「俊足」の現在は
『ビートたけしのお笑いウルトラクイズ』で一番思い出に残っているのは、熱海でドッキリをやられちゃったとき。宴会場でストリッパーの女性たちのガーターベルトに問題が挟まれていて、僕らはそれを取って問題に答える、という設定だったんですけど、僕はストリッパーと一緒に裸になって踊ったんですよ。
そうしたらドッと受けたから「良かったなあ」なんて思ってたら、実は僕の後ろの緞帳が降りて、僕の両親や姉貴、嫁、息子、おばとかがズラリと正座して、僕の裸踊りを複雑な表情で見ていたんですよ。僕が気付くと、オフクロは「何やってんの!?」と言いながら、僕の股間を隠そうとするし、銀行マンだったオヤジは「制作者(父親)として恥ずかしい」なんてコメントしてね。いや、僕のほうこそ恥ずかしかったですよ(笑)。
『ビートたけしのスポーツ大将』では、長嶋(茂雄)さん、王(貞治)さん、金田(正一)さんのいる名球会と野球の試合ができたことが感激でした。カズ(三浦知良)さんやラモスさんとサッカーもやった。たけし軍団に入っていなかったら、こんな経験はできなかったでしょう。本当にラッキーでした。
俊足に注目していただけたおかげで、『明石家さんまのスポーツするぞ!大放送』(フジテレビ系)では金メダリストのフローレンス・ジョイナーさんと一対一で争うマッチレースをして勝つこともできました。ジョイナーさん、かっこいい方でしたよ。僕と同い年なのに、早く亡くなって残念です(1998年38歳で死去)。
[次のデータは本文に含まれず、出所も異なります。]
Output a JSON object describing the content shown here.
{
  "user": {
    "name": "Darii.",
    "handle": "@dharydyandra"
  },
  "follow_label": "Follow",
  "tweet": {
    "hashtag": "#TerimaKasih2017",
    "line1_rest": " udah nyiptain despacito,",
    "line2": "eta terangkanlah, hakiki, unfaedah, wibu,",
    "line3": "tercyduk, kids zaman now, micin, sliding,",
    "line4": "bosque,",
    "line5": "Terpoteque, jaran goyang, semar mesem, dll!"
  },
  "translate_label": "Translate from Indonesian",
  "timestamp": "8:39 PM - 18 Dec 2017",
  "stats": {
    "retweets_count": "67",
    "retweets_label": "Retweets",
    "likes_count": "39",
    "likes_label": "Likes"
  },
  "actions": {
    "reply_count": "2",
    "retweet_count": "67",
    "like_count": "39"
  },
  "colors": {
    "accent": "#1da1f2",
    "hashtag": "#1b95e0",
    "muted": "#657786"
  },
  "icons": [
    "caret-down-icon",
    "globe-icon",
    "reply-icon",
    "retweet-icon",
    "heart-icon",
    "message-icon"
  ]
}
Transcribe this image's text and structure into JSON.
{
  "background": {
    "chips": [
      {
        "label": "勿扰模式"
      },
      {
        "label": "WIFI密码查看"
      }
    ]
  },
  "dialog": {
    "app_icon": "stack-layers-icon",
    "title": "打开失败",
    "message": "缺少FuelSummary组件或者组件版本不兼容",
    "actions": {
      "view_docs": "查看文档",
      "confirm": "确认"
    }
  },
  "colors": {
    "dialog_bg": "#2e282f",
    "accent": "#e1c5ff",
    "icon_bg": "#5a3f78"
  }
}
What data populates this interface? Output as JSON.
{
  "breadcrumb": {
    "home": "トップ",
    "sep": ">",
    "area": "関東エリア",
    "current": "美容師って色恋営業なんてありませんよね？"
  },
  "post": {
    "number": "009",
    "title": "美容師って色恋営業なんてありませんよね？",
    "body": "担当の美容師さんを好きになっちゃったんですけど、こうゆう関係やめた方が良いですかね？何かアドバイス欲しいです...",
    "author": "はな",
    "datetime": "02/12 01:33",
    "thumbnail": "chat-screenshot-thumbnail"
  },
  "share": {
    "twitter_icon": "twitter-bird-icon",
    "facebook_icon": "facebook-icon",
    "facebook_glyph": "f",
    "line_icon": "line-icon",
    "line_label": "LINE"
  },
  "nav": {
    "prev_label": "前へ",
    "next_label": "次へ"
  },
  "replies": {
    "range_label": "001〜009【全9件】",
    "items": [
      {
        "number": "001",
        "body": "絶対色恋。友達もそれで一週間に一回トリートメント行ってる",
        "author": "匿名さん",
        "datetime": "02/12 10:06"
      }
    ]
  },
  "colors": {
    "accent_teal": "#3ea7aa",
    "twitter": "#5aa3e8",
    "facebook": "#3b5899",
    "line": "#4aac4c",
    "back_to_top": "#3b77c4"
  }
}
今の野球との関わりは、福岡にある社会人チーム「嘉麻(かま)市バーニングヒーローズ」の総監督という立場で、チームが試合のときに応援に行くくらいです。思いっきり走るとか、もうケガが怖くてできません。テレビから今もときどき走る仕事をいただくのですが、以前のように走ってみなさんに喜んでもらうには、相当練習を積まないとできません。
今は瞬発力が勝負ではないモルックというフィンランド発祥のゲームをプライベートで楽しんでいます。木の棒を投げて点数を競うのですが、頭を使って戦略を練ってやるのでおもしろいんですよ。まだまだ身体を動かして楽しみたいですね。